Guess who's here to tell us we're all totally wrong about net neutrality? Of course, it's Comcast
Cable giant shares its thoughts on costs, freedom
Analysis Comcast has barreled into the fight over net neutrality by arguing that the current rules impose "onerous" regulations and "substantial costs that undermine investment."
The filing [PDF] to the FCC – America's broadband watchdog – comes a day after internet giants Google, Facebook, Amazon and others argued through the Internet Association that the regulator's plan to scrap its own Open Internet Order would "create significant uncertainty" and "harm consumers and innovators alike."
The uncertainty comes from the new rules, Comcast argues, and getting back to the old way of doing things would be better for everyone.
And just as the Internet Association supplied a 45‑page economic analysis that argued net neutrality not only didn't harm investment but actively grew the broader cloud market, Comcast has provided its own economic analysis that argues the opposite.
That economic analysis, it must be said, reads more like a policy document than an objective study. At the same time, it argues that a regulator "must perform proper economic market analysis" as a way of attacking the FCC's existing net neutrality rules, but there is virtually no actual economic analysis in the document.
It's been so long since Washington lobbyists (and politicians) have actually seen a proper economic analysis, it makes you wonder whether any of them remember what they look like.
As for this "economic analysis," it concludes: "The bottom line is that the FCC can achieve its goals for an open Internet without importing the archaic principles and onerous restrictions embedded in Title II that stifle investment and innovation and cause job losses."
Meanwhile, as the internet giants argue that the imposition of the rules is essential to protect the much-larger internet ecosystem, Comcast – as one of the biggest companies that allows users to actually connect to that system – comes at it from a completely different direction.
It argues that the huge explosion in the internet market came about because there was "light touch" regulation. As such, imposing "Title II" classification – which is what the Open Internet Order does in order to give it a legal foundation – risks damaging what is a really good system.

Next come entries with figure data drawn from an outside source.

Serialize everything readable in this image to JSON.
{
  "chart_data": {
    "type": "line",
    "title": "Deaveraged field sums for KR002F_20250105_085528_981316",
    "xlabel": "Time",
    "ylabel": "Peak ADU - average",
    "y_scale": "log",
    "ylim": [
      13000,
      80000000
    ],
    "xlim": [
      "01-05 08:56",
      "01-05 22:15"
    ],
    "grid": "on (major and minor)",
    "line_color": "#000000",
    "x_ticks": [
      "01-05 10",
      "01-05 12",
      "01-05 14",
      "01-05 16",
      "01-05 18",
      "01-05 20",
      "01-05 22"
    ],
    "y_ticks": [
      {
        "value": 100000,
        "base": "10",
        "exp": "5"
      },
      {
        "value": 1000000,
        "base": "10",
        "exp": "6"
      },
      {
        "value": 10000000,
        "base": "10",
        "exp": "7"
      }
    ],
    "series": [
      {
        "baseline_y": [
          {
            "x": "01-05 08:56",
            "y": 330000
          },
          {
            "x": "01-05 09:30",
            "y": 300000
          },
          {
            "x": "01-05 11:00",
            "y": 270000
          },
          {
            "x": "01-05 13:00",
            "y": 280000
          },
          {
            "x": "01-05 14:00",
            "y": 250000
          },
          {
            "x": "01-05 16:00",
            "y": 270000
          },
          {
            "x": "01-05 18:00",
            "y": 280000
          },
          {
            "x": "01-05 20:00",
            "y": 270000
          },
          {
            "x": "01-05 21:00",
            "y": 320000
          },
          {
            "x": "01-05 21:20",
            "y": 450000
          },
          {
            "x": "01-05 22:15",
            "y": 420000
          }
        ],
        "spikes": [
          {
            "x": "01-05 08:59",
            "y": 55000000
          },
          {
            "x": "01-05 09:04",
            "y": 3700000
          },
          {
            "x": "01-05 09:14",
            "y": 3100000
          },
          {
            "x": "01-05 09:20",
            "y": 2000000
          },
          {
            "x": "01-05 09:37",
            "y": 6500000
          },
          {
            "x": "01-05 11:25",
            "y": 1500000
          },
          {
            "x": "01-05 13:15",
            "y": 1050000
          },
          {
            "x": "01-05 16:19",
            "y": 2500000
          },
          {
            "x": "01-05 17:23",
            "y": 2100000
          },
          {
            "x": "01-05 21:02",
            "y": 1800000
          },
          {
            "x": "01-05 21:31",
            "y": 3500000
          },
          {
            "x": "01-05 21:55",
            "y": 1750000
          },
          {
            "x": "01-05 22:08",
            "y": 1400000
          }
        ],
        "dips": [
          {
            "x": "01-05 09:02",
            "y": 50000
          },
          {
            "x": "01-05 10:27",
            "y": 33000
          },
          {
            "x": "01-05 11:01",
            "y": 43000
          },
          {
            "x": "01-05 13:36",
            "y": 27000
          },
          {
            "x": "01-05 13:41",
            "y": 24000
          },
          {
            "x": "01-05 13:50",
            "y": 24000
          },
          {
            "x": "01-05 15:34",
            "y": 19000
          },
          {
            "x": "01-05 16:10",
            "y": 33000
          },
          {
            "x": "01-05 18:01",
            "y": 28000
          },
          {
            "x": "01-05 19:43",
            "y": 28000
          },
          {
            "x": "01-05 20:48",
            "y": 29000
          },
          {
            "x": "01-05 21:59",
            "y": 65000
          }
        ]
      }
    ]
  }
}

"As Chairman Pai recently put it, this bipartisan, light-touch approach 'wasn't controversial'," notes Comcast's filing, "It was the 'consensus' for two decades and it paved the way for the private sector to invest in networks to the tune of $1.5 trillion."
The Title II classification, it argues, is "an unfortunate, unnecessary, and profoundly unwise wrong-turn for the broadband economy and consumers more broadly."
Of course, these arguments omit what has been a decade of argument over net neutrality and both Comcast and Pai know that they are being willfully blind to reality when they effectively argue "if it ain't broke, don't fix it."
There is a reason why people started pushing for these rules, and that's because cable companies started using their unique position to try to control access to people, in return for – you guessed it – money. It's not like people made up the idea of cable companies limiting or restricting access to content – the net neutrality movement was born precisely because cable companies started doing it.
And the argument that light touch has been the way for 20 years makes the ridiculous assumption that nothing has really changed with respect to the internet since 1997. But it has – and the absolute biggest change in the cable companies' minds is that broadband speeds have now made the transmission of high-resolution video extremely easy.
People no longer need the cable companies' TV bundles – they can go direct to the supplier through an app or a website. And that risks creating an enormous hole in Big Cable's profits.
And if you have any doubt, consider this: Comcast routinely offers millions of its users internet access and a TV bundle for less money than just the internet access on its own. And it does it through a wide variety of time-based "discounts" if you agree to be locked into a contract.